The Denver Museum of Nature & Science already homes an unlimited trove of dinosaur bones, however it lately obtained an sudden addition to the gathering. The newest fossil didn’t come from a beneficiant benefactor or nameless donor–it got here from beneath the museum’s personal parking lot.
“This may be the most unusual dinosaur discovery I have ever been a part of,” DMNS director of Earth and Space Sciences Patrick O’Connor stated in a press release.
The discover occurred in January, when the museum started a drilling venture to evaluate the potential for switchingfrom pure gasoline to geothermal power. The take a look at additionally provided a chance for researchers to concurrently oversee a scientific coring initiative to raised perceive the Denver Basin’s geology. To accomplish that, a pair of drill rigs every bored a one-foot-wide gap into the bottom that the staff then used to extract samples. But about 763 toes under the blacktop, geologists discovered extra than simply sediment deposited by the South Platte River—they found a pair of bone fragments.
A portion of the dinosaur bone recovered from the scientific core—drilled 763 toes under the floor of the Museum’s parking lot in City Park. It has been recognized by Museum paleontologists because the deepest and oldest dinosaur fossil ever discovered inside the metropolis limits. Specimen is housed on the Denver Museum of Nature & Science, courtesy of History Colorado, Office of the State Archaeologist. Credit: Rick Wicker Wicker; Richard M.
“It’s basically like winning the lottery and getting struck by lightning on the same day,” DMNS curator of geology James Hagadorn stated in an interview. “No one could have predicted that this little square foot of land where we started drilling would actually contain a dinosaur bone beneath it.”
The bigger of the 2 fossils sadly didn’t survive its encounter with diggers’ drill bit. But earlier than fragmenting, the bone measured about 1.9 inches lengthy, 2.3 inches large, and a pair of.3 inches tall. A subsequent evaluation printed within the journal Rocky Mountain Geology indicated the vertebra belonged to an herbivore just like a Thescelosaurus or Edmontosaurus.
At 67.5 million years outdated, it’s the oldest and deepest dinosaur fossil ever found in Denver, providing a window into the area proper earlier than the Cretaceous-Tertiary mass extinction occasion. As the DMNS explains in its accompanying profile, Denver regarded vastly completely different throughout the Cretaceous than it does at the moment. Instead of snowy mountains, tropical rainforests and swampy lowland floodplains coated Colorado with dinosaurs just like the Tyrannosaurus rex roaming round.

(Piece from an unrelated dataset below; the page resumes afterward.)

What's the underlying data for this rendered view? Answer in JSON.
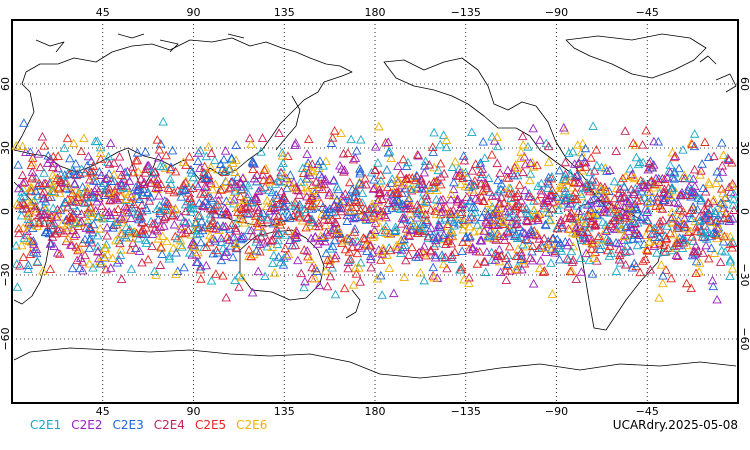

“In my 35 years at the museum, we’ve never had an opportunity quite like this—to study the deep geologic layers beneath our feet with such precision,” DMNS Earth Sciences analysis affiliate Bob Raynolds stated. “That this fossil turned up here… is nothing short of magical.”
It stays to be seen if the museum will ultimately make the shift to geothermal power. In the meantime, guests can see the sudden discovery on show as a part of a brief exhibit.